Concentrazione, duro lavoro, serietà. Per la nostra intervista Stefano Accorsi fissa un appuntamento telefonico alle 11.55 precise – non un minuto prima, né uno dopo – e risponde subito. Intimoriti da tanta precisione scopriamo poi un uomo gentile e affabile, che deve la sua carriera anche alla puntualità dell’impegno.
In questi giorni ha debuttato a teatro con lo spettacolo Azul, gioia, furia, fede y eterno amor e spiega che è molto preso dalla messa a punto della rappresentazione. «Il teatro è una festa. E questo lavoro parla dell’essere umano, dell’amicizia, di sentimenti semplici che accarezzano il cuore».

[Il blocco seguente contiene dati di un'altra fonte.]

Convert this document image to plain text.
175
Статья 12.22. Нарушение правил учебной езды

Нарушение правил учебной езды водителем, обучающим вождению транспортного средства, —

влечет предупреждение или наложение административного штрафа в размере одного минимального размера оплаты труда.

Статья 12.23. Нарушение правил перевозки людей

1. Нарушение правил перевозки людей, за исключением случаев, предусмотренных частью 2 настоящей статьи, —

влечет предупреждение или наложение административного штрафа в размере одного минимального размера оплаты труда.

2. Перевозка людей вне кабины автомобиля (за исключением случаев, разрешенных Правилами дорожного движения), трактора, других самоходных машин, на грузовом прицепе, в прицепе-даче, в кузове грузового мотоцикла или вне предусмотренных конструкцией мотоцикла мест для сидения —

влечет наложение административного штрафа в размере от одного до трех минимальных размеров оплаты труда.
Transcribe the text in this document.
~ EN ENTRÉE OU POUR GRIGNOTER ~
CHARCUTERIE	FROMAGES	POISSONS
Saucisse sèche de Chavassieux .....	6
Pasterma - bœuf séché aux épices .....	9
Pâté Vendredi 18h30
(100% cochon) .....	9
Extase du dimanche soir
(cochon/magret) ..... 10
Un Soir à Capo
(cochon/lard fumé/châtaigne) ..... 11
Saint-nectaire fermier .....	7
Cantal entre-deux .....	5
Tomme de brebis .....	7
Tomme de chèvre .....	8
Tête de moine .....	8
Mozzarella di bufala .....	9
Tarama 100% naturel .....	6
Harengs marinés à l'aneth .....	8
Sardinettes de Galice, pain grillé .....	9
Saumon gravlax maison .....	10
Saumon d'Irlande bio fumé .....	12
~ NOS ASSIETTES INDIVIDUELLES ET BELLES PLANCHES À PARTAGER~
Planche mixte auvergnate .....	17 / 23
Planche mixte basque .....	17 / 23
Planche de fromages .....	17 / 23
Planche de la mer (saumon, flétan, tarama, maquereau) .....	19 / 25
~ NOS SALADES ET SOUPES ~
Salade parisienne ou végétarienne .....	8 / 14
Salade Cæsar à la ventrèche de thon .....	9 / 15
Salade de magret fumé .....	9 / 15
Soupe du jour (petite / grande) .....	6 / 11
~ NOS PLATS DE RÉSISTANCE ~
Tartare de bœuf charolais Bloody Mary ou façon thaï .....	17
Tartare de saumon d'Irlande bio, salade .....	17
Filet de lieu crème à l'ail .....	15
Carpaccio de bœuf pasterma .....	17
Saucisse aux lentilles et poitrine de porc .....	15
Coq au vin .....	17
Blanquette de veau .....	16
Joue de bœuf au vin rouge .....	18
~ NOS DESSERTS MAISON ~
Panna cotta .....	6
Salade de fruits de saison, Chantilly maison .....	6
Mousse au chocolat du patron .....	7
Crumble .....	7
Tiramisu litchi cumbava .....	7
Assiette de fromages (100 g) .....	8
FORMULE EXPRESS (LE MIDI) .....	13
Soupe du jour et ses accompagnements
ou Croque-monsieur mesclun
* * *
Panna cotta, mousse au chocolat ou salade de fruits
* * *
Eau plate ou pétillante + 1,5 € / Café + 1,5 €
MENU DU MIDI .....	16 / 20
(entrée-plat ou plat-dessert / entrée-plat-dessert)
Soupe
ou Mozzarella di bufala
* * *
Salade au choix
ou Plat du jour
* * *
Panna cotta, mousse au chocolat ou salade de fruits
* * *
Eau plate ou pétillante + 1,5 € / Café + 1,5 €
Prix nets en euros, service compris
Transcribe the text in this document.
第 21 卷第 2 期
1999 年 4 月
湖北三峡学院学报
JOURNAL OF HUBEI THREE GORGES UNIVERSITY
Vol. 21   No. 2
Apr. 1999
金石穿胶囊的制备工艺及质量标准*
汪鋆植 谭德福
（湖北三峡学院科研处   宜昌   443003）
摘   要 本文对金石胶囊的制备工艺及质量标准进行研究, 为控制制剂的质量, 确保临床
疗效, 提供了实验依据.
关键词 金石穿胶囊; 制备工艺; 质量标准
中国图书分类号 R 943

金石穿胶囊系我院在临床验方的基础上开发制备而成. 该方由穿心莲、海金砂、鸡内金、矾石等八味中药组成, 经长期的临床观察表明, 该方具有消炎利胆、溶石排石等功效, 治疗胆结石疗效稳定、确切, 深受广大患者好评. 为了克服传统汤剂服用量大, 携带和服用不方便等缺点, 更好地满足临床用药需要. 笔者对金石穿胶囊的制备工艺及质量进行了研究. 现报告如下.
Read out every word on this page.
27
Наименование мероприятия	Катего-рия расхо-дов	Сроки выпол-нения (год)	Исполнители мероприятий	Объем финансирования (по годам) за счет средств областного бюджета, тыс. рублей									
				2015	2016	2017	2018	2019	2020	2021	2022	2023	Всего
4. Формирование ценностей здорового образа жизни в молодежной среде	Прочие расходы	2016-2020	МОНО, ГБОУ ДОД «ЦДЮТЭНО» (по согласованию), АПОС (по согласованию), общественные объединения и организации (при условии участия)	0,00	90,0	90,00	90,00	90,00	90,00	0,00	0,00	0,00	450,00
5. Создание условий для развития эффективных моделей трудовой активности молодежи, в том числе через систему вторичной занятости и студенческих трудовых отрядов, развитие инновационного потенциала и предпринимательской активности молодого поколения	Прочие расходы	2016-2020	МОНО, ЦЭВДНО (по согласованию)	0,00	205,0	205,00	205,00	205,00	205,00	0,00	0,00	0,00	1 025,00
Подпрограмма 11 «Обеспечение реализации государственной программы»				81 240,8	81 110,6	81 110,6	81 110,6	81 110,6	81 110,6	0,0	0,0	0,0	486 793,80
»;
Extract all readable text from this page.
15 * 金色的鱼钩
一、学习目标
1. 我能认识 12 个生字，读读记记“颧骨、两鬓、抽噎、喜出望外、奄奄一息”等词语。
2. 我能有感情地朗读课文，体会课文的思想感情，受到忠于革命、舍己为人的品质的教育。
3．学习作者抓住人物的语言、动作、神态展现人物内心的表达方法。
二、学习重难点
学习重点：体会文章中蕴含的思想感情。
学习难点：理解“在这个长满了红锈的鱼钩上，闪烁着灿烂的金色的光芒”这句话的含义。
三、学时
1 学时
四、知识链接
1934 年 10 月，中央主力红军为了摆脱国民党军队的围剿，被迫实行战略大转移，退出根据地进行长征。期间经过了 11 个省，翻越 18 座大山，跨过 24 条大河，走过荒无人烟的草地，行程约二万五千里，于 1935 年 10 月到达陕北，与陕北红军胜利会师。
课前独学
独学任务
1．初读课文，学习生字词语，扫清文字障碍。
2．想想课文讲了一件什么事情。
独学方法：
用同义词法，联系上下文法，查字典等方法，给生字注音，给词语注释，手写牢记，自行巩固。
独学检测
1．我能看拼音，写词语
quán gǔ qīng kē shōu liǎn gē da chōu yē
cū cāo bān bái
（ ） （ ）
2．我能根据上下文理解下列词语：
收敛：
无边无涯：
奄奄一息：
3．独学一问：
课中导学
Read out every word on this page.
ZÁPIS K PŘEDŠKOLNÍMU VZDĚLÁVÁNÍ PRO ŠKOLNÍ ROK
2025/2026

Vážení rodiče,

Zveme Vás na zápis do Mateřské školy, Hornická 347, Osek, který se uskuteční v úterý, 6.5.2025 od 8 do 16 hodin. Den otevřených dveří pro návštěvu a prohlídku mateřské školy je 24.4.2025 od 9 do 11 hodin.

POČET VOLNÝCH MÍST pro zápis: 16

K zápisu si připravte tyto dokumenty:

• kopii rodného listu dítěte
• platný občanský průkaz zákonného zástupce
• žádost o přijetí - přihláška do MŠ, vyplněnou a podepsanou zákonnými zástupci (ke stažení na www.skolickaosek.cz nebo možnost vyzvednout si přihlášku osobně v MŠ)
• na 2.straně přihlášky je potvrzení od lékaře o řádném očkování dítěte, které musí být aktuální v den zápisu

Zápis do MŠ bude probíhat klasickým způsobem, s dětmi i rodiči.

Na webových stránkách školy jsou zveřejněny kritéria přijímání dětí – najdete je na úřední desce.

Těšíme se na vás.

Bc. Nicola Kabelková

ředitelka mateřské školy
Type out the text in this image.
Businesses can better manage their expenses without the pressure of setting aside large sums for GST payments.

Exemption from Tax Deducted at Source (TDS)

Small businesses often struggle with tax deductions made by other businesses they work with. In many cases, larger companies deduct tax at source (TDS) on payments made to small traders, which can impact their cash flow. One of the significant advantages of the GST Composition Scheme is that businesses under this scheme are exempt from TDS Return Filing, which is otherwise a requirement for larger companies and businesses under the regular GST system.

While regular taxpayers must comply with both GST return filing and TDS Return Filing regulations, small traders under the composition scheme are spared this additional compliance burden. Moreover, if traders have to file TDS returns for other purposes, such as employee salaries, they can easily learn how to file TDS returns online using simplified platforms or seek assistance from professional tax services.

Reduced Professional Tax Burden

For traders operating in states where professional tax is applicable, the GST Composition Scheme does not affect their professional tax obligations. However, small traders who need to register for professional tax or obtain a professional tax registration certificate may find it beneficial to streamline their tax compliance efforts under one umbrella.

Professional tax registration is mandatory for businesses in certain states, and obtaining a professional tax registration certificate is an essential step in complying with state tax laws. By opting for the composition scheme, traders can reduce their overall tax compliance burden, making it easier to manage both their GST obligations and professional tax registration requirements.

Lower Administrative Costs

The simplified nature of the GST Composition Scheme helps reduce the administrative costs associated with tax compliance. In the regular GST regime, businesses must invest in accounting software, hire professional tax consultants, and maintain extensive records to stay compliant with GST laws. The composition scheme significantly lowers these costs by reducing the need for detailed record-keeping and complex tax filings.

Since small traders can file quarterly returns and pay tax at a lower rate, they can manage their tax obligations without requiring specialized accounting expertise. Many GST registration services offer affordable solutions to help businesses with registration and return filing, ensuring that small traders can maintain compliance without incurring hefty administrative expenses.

Di tutt’altro tenore è invece la fiction Vostro Onore, in onda su Raiuno dal 28 febbraio, che racconta una vera discesa agli inferi. È la storia di un padre magistrato che, pur di salvare il figlio, si avvia a infrangere la legge della quale è sempre stato un paladino.
Una novità per l’attore che, grazie a questa serie, torna sul primo canale dopo vent’anni di assenza. Che cosa ti ha convinto? «È un bellissimo progetto, che grazie a Raiuno potrà raggiungere un pubblico enorme. È una serie crime, ma anche molto focalizzata sul rapporto padre-figlio».
Nella versione americana il tuo personaggio è interpretato dal grande Bryan Cranston. Una bella sfida? «In realtà noi siamo rimasti fedeli alla versione originale, che è israeliana. Gli israeliani sono molto forti: creano serie intelligenti con costi contenuti dato il pubblico limitato del loro Paese, poi vendono i diritti di remake in tutto il mondo. Noi abbiamo adattato la storia alla realtà italiana».
Com’è il tuo personaggio? «Un uomo che per proteggere il figlio mette in discussione tutto quello per cui ha sempre lavorato. Crede nella giustizia, ma compie una scelta istintiva e primordiale in contrasto con la sua parte più evoluta; questo crea un interessante cortocircuito».
Hai quattro figli: Orlando, 15 anni, e Athena, 12 (avuti con Laetitia Casta), Lorenzo, 4, e Alberto, 1 (con Bianca Vitali). Per loro faresti altrettanto? «Da padre lo posso capire. Il rischio che muoia tuo figlio smuove corde profondissime e anche io farei qualunque cosa per proteggerli. Certe situazioni estreme sono i momenti di verità della vita». Che padre sei? «Sono severo, ma anche morbido perché voglio avere un buon rapporto con i figli.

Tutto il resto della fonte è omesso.